A UN peacekeeper from Togo and two Malian civilians were killed Sunday in an attack on a military convoy as it passed through central Mali, the UN said.
“At around 10:30 am (1030 GMT) a MINUSMA logistics convoy was the target of a complex attack 45 kilometres (30 miles) north of Douentza, in the Mopti region,” the peacekeeping mission said in a statement.
More than 11,000 UN police and military are currently serving in Mali, attempting to guarantee security in lawless swathes of the vast Sahel nation.
Seven other peacekeepers, also from Togo, were wounded in the attack according to the statement.
After a mine or improvised explosive device was detonated, attackers opened fire on the convoy, the statement said, without identifying the assailants.
MINUSMA said Malian police would investigate the presence of the two civilians following the convoy.
An African military source working within the UN mission told AFP the wounded were quickly evacuated to receive medical treatment.
More than 30 MINUSMA troops have been killed this year, more than in any other UN peacekeeping mission.
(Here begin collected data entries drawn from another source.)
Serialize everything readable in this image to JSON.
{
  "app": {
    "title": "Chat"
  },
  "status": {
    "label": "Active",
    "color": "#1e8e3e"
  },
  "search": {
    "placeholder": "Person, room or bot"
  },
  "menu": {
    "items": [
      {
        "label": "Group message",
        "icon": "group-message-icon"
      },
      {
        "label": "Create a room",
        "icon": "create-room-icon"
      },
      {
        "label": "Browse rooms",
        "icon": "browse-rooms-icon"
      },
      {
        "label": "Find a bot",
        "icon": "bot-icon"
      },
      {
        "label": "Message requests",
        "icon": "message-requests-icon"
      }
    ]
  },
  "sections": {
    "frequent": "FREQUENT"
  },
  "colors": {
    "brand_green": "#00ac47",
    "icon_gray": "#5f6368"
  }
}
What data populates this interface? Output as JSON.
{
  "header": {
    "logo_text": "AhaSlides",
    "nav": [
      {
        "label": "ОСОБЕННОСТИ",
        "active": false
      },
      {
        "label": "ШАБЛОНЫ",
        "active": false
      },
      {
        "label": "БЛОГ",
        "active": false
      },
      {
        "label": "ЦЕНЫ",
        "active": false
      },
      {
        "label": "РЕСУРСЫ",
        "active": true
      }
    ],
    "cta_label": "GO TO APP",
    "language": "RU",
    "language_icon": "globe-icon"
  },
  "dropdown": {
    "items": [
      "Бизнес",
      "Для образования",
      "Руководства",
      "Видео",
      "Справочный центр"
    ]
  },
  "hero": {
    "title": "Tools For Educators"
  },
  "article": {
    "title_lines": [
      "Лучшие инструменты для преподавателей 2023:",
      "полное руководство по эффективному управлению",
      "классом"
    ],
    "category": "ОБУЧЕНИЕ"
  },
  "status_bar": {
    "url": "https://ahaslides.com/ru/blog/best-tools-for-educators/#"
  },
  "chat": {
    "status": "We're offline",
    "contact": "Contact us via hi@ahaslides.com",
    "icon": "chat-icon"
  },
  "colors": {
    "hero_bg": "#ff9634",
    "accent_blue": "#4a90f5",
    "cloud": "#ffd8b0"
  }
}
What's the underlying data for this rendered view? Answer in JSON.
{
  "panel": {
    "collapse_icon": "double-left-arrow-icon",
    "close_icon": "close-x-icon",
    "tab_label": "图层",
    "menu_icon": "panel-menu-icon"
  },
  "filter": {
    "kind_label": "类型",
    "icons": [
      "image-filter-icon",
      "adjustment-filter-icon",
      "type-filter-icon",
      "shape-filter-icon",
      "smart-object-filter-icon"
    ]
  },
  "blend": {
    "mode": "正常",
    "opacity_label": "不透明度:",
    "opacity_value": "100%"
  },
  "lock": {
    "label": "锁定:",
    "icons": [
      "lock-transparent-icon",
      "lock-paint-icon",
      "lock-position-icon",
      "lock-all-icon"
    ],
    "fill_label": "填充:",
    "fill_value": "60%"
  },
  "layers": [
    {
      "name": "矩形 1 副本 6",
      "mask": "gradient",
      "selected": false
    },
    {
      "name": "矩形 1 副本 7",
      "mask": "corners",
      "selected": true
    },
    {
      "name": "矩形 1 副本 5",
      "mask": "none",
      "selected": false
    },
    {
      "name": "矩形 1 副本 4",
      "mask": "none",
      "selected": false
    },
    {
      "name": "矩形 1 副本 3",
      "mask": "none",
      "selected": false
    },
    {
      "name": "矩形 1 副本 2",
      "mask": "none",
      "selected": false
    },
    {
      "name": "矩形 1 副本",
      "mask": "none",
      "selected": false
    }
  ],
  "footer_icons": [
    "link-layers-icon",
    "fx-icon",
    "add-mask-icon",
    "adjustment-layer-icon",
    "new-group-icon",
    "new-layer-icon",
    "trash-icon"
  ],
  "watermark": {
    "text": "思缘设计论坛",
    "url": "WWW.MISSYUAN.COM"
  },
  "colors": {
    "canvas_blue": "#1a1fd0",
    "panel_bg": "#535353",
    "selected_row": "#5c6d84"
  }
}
It has been plagued by logistical failings and the UN has admitted instances of torture and sexual abuse by staff, as well as one instance of causing the death of a detainee.
The Mopti attack took place as Canadian Defence Minister Harjit Sajjan held talks with top officials in Bamako ahead of the deployment of 600 Canadian peacekeepers to Africa, and possibly to Mali.
The United Nations has expressed interest in having Canadian tactical helicopters deployed in the region once Dutch aircraft leave in January.
Further underscoring the fragility of Mali’s security situation on Sunday, armed men ransacked an army base in the restive north, stealing weapons and vehicles as troops fled their positions.
MINUSMA deployed in Mali in 2013, a few months after a French counter-terrorism force deployed in the country.
A French soldier in this force was killed late Friday in a mine blast near the northern town of Kidal in an attack claimed by the Islamist group Ansar Dine, which has ties to Al-Qaeda.